Ananda members, communities and centers celebrated the ten-year anniversary of the passing of Ananda's founder, Swami Kriyananda (a direct disciple of Paramhansa Yogananda). Each of the many celebrations included comments on the remarkable and tangible intensity of bliss manifested by "Swamiji" especially in the last many years of his life. (Paramhansa Yogananda responded to Swami's question about whether he, Swami Kriyananda, would find God in this life that "yes" he WOULD find God but that death would be the last sacrifice).

 But what is the BLISS that we so often reference and sometimes risk doing so blithely?

Consider the nature of God as Infinite Consciousness? Surely that which is INFINITE must include everything that would be needed or desired; it must be whole and complete in its Self. Being INFINITE it must surely be INFINITELY happy and content!

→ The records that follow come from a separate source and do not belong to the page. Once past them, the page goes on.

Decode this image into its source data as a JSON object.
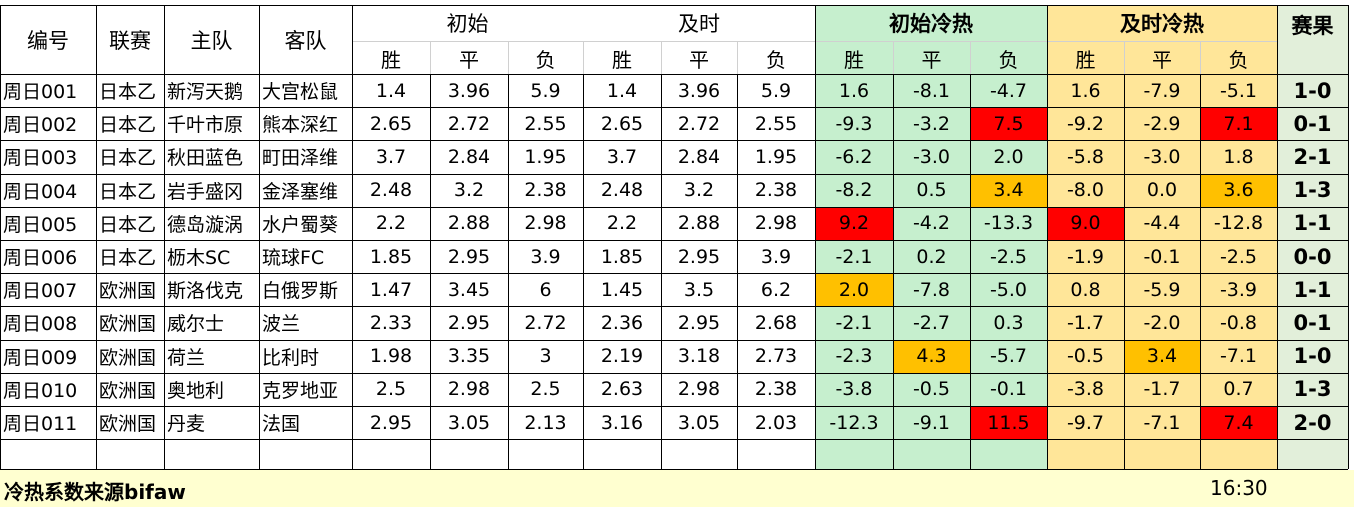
{
  "header": {
    "id": "编号",
    "league": "联赛",
    "home": "主队",
    "away": "客队",
    "initial": "初始",
    "live": "及时",
    "initial_heat": "初始冷热",
    "live_heat": "及时冷热",
    "result": "赛果",
    "win": "胜",
    "draw": "平",
    "loss": "负"
  },
  "rows": [
    {
      "id": "周日001",
      "league": "日本乙",
      "home": "新泻天鹅",
      "away": "大宫松鼠",
      "i1": "1.4",
      "i2": "3.96",
      "i3": "5.9",
      "l1": "1.4",
      "l2": "3.96",
      "l3": "5.9",
      "h1": "1.6",
      "h2": "-8.1",
      "h3": "-4.7",
      "j1": "1.6",
      "j2": "-7.9",
      "j3": "-5.1",
      "result": "1-0"
    },
    {
      "id": "周日002",
      "league": "日本乙",
      "home": "千叶市原",
      "away": "熊本深红",
      "i1": "2.65",
      "i2": "2.72",
      "i3": "2.55",
      "l1": "2.65",
      "l2": "2.72",
      "l3": "2.55",
      "h1": "-9.3",
      "h2": "-3.2",
      "h3": "7.5",
      "j1": "-9.2",
      "j2": "-2.9",
      "j3": "7.1",
      "result": "0-1"
    },
    {
      "id": "周日003",
      "league": "日本乙",
      "home": "秋田蓝色",
      "away": "町田泽维",
      "i1": "3.7",
      "i2": "2.84",
      "i3": "1.95",
      "l1": "3.7",
      "l2": "2.84",
      "l3": "1.95",
      "h1": "-6.2",
      "h2": "-3.0",
      "h3": "2.0",
      "j1": "-5.8",
      "j2": "-3.0",
      "j3": "1.8",
      "result": "2-1"
    },
    {
      "id": "周日004",
      "league": "日本乙",
      "home": "岩手盛冈",
      "away": "金泽塞维",
      "i1": "2.48",
      "i2": "3.2",
      "i3": "2.38",
      "l1": "2.48",
      "l2": "3.2",
      "l3": "2.38",
      "h1": "-8.2",
      "h2": "0.5",
      "h3": "3.4",
      "j1": "-8.0",
      "j2": "0.0",
      "j3": "3.6",
      "result": "1-3"
    },
    {
      "id": "周日005",
      "league": "日本乙",
      "home": "德岛漩涡",
      "away": "水户蜀葵",
      "i1": "2.2",
      "i2": "2.88",
      "i3": "2.98",
      "l1": "2.2",
      "l2": "2.88",
      "l3": "2.98",
      "h1": "9.2",
      "h2": "-4.2",
      "h3": "-13.3",
      "j1": "9.0",
      "j2": "-4.4",
      "j3": "-12.8",
      "result": "1-1"
    },
    {
      "id": "周日006",
      "league": "日本乙",
      "home": "枥木SC",
      "away": "琉球FC",
      "i1": "1.85",
      "i2": "2.95",
      "i3": "3.9",
      "l1": "1.85",
      "l2": "2.95",
      "l3": "3.9",
      "h1": "-2.1",
      "h2": "0.2",
      "h3": "-2.5",
      "j1": "-1.9",
      "j2": "-0.1",
      "j3": "-2.5",
      "result": "0-0"
    },
    {
      "id": "周日007",
      "league": "欧洲国",
      "home": "斯洛伐克",
      "away": "白俄罗斯",
      "i1": "1.47",
      "i2": "3.45",
      "i3": "6",
      "l1": "1.45",
      "l2": "3.5",
      "l3": "6.2",
      "h1": "2.0",
      "h2": "-7.8",
      "h3": "-5.0",
      "j1": "0.8",
      "j2": "-5.9",
      "j3": "-3.9",
      "result": "1-1"
    },
    {
      "id": "周日008",
      "league": "欧洲国",
      "home": "威尔士",
      "away": "波兰",
      "i1": "2.33",
      "i2": "2.95",
      "i3": "2.72",
      "l1": "2.36",
      "l2": "2.95",
      "l3": "2.68",
      "h1": "-2.1",
      "h2": "-2.7",
      "h3": "0.3",
      "j1": "-1.7",
      "j2": "-2.0",
      "j3": "-0.8",
      "result": "0-1"
    },
    {
      "id": "周日009",
      "league": "欧洲国",
      "home": "荷兰",
      "away": "比利时",
      "i1": "1.98",
      "i2": "3.35",
      "i3": "3",
      "l1": "2.19",
      "l2": "3.18",
      "l3": "2.73",
      "h1": "-2.3",
      "h2": "4.3",
      "h3": "-5.7",
      "j1": "-0.5",
      "j2": "3.4",
      "j3": "-7.1",
      "result": "1-0"
    },
    {
      "id": "周日010",
      "league": "欧洲国",
      "home": "奥地利",
      "away": "克罗地亚",
      "i1": "2.5",
      "i2": "2.98",
      "i3": "2.5",
      "l1": "2.63",
      "l2": "2.98",
      "l3": "2.38",
      "h1": "-3.8",
      "h2": "-0.5",
      "h3": "-0.1",
      "j1": "-3.8",
      "j2": "-1.7",
      "j3": "0.7",
      "result": "1-3"
    },
    {
      "id": "周日011",
      "league": "欧洲国",
      "home": "丹麦",
      "away": "法国",
      "i1": "2.95",
      "i2": "3.05",
      "i3": "2.13",
      "l1": "3.16",
      "l2": "3.05",
      "l3": "2.03",
      "h1": "-12.3",
      "h2": "-9.1",
      "h3": "11.5",
      "j1": "-9.7",
      "j2": "-7.1",
      "j3": "7.4",
      "result": "2-0"
    }
  ],
  "highlights": [
    {
      "row": 1,
      "col": "h3",
      "color": "#ff0000"
    },
    {
      "row": 1,
      "col": "j3",
      "color": "#ff0000"
    },
    {
      "row": 3,
      "col": "h3",
      "color": "#ffc000"
    },
    {
      "row": 3,
      "col": "j3",
      "color": "#ffc000"
    },
    {
      "row": 4,
      "col": "h1",
      "color": "#ff0000"
    },
    {
      "row": 4,
      "col": "j1",
      "color": "#ff0000"
    },
    {
      "row": 6,
      "col": "h1",
      "color": "#ffc000"
    },
    {
      "row": 8,
      "col": "h2",
      "color": "#ffc000"
    },
    {
      "row": 8,
      "col": "j2",
      "color": "#ffc000"
    },
    {
      "row": 10,
      "col": "h3",
      "color": "#ff0000"
    },
    {
      "row": 10,
      "col": "j3",
      "color": "#ff0000"
    }
  ],
  "colors": {
    "initial_heat_bg": "#c6efce",
    "live_heat_bg": "#ffe699",
    "result_bg": "#e2efda",
    "footer_bg": "#ffffd0",
    "hot": "#ff0000",
    "warm": "#ffc000"
  },
  "footer": {
    "note": "冷热系数来源bifaw",
    "time": "16:30"
  }
}
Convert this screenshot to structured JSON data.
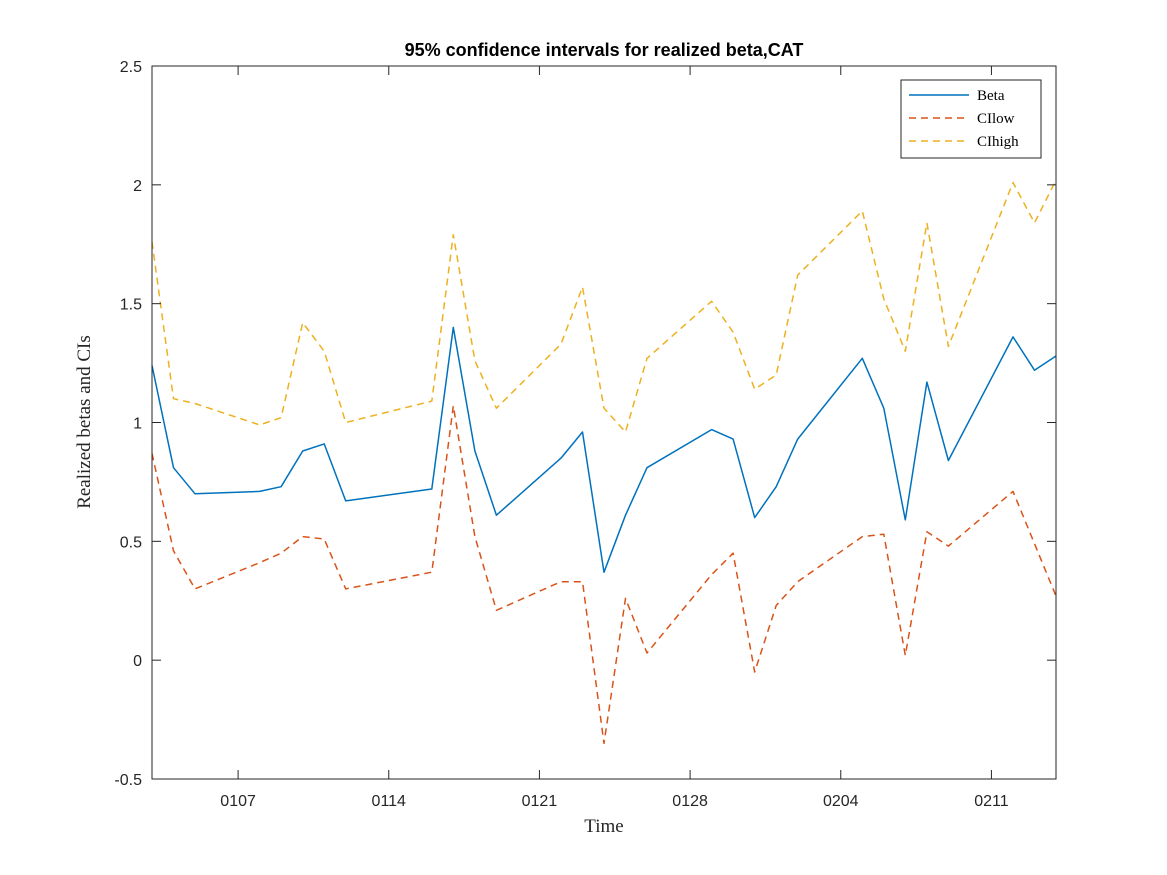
{
  "chart_data": {
    "type": "line",
    "title": "95% confidence intervals for realized beta,CAT",
    "xlabel": "Time",
    "ylabel": "Realized betas and CIs",
    "x": [
      "0103",
      "0104",
      "0105",
      "0108",
      "0109",
      "0110",
      "0111",
      "0112",
      "0116",
      "0117",
      "0118",
      "0119",
      "0122",
      "0123",
      "0124",
      "0125",
      "0126",
      "0129",
      "0130",
      "0131",
      "0201",
      "0202",
      "0205",
      "0206",
      "0207",
      "0208",
      "0209",
      "0212",
      "0213",
      "0214"
    ],
    "x_domain": [
      0,
      42
    ],
    "x_positions": [
      0,
      1,
      2,
      5,
      6,
      7,
      8,
      9,
      13,
      14,
      15,
      16,
      19,
      20,
      21,
      22,
      23,
      26,
      27,
      28,
      29,
      30,
      33,
      34,
      35,
      36,
      37,
      40,
      41,
      42
    ],
    "xticks": [
      {
        "label": "0107",
        "pos": 4
      },
      {
        "label": "0114",
        "pos": 11
      },
      {
        "label": "0121",
        "pos": 18
      },
      {
        "label": "0128",
        "pos": 25
      },
      {
        "label": "0204",
        "pos": 32
      },
      {
        "label": "0211",
        "pos": 39
      }
    ],
    "ylim": [
      -0.5,
      2.5
    ],
    "yticks": [
      -0.5,
      0,
      0.5,
      1,
      1.5,
      2,
      2.5
    ],
    "ytick_labels": [
      "-0.5",
      "0",
      "0.5",
      "1",
      "1.5",
      "2",
      "2.5"
    ],
    "grid": false,
    "legend_position": "top-right",
    "series": [
      {
        "name": "Beta",
        "color": "#0072BD",
        "dash": "solid",
        "values": [
          1.24,
          0.81,
          0.7,
          0.71,
          0.73,
          0.88,
          0.91,
          0.67,
          0.72,
          1.4,
          0.88,
          0.61,
          0.85,
          0.96,
          0.37,
          0.61,
          0.81,
          0.97,
          0.93,
          0.6,
          0.73,
          0.93,
          1.27,
          1.06,
          0.59,
          1.17,
          0.84,
          1.36,
          1.22,
          1.28
        ]
      },
      {
        "name": "CIlow",
        "color": "#D95319",
        "dash": "dashed",
        "values": [
          0.87,
          0.46,
          0.3,
          0.41,
          0.45,
          0.52,
          0.51,
          0.3,
          0.37,
          1.07,
          0.52,
          0.21,
          0.33,
          0.33,
          -0.35,
          0.26,
          0.03,
          0.36,
          0.45,
          -0.05,
          0.23,
          0.33,
          0.52,
          0.53,
          0.02,
          0.54,
          0.48,
          0.71,
          0.49,
          0.27
        ]
      },
      {
        "name": "CIhigh",
        "color": "#EDB120",
        "dash": "dashed",
        "values": [
          1.76,
          1.1,
          1.08,
          0.99,
          1.02,
          1.42,
          1.3,
          1.0,
          1.09,
          1.79,
          1.26,
          1.06,
          1.33,
          1.57,
          1.06,
          0.96,
          1.27,
          1.51,
          1.38,
          1.14,
          1.2,
          1.62,
          1.89,
          1.52,
          1.3,
          1.84,
          1.32,
          2.01,
          1.84,
          2.02
        ]
      }
    ]
  }
}
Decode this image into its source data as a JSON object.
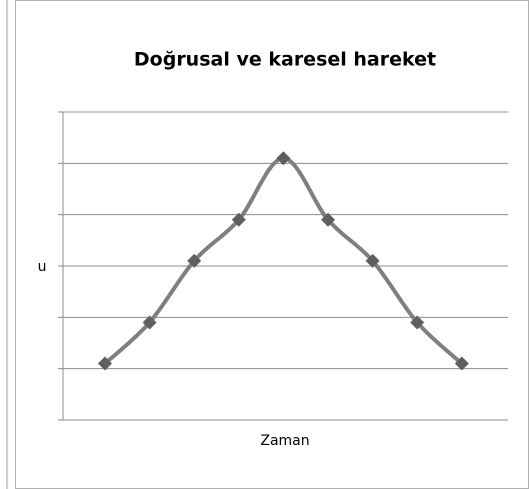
{
  "chart_data": {
    "type": "line",
    "title": "Doğrusal ve karesel hareket",
    "x_label": "Zaman",
    "y_label": "u",
    "categories": [
      null,
      null,
      null,
      null,
      null,
      null,
      null,
      null,
      null
    ],
    "values": [
      1.1,
      1.9,
      3.1,
      3.9,
      5.1,
      3.9,
      3.1,
      1.9,
      1.1
    ],
    "color": "#7f7f7f",
    "marker_color": "#5f5f5f",
    "ylim": [
      0,
      6
    ],
    "yticks": [
      0,
      1,
      2,
      3,
      4,
      5,
      6
    ],
    "grid": true,
    "smooth": true
  }
}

Only when BLISS takes on the appearance of form does it separate its Self and, being INFINITE, it has the ability to produce INFINITE variety. In taking on form, BLISS, being akin to white light, must needs take on the color and attributes of that form. The emotional state of sadness has the attribute of, well, sadness. Whatever BLISS it came from is obscured by this form. Rocks, also, don't seem especially BLISSFUL. And so on. The creation masks the experience of BLISS by its very "nature." (I suppose one might say that a painting masks the nature of the artist even as it might, to those with "eyes to see," reveal something about its creator.)

This is why all spiritual practices attempt to lead us away from our form--including our moods, desires, fears and little-self preoccupations--towards the ORIGIN or CENTER of our BEING where alone we can sip the nectar of BLISS. Every night in sleep we find hints of this BLISS because the body and personality slip away into a state devoid of these attributes. But while sleep may refresh, it cannot transform because it is a less than conscious state while BLISS is a super-conscious state.

Meditation is the most efficient and effective technique of stripping away the "natural turbulence" of the mind in order to peer behind the veil of form to experience the pure but also natural BLISS which is our true nature. As it says in the Old Testament of the Bible, "Be still and know that I AM GOD."

What occurred to me, however, is that there might be a relationship to the well established idea that one dies in order to go to heaven. Yogananda in promising to Swamiji that he would see God but that death would be his last sacrifice, added a tiny bit of substance to this well established view. If this has any element of truth, then why? I think it is obvious and simple: in shedding the mortal coil, our consciousness expands, even if not to Infinity, at least more broadly. Stripped of so much of the burden of ego and body preoccupations, many (not all) people enjoy a certain degree of joy and bliss in the after-death states.

Yogananda also told Swamiji that Swamiji's life would be one of intense activity......and.......meditation. Swamiji evidently did NOT have the karma, or better yet, the spiritual dharma, of being a monk in a Himalayan cave. Neither do most sincere spiritual seekers, these days, I might add. That "intense activity" may be, in Swamiji's case, deeply focused and deeply in tune with his guru, but for all that is was nonetheless ACTIVITY that, by definition, obscures the indwelling BLISS. Thus, having completed his dharma in service to the guru, Swamiji achieved MOKSHA: eternal bliss and soul freedom.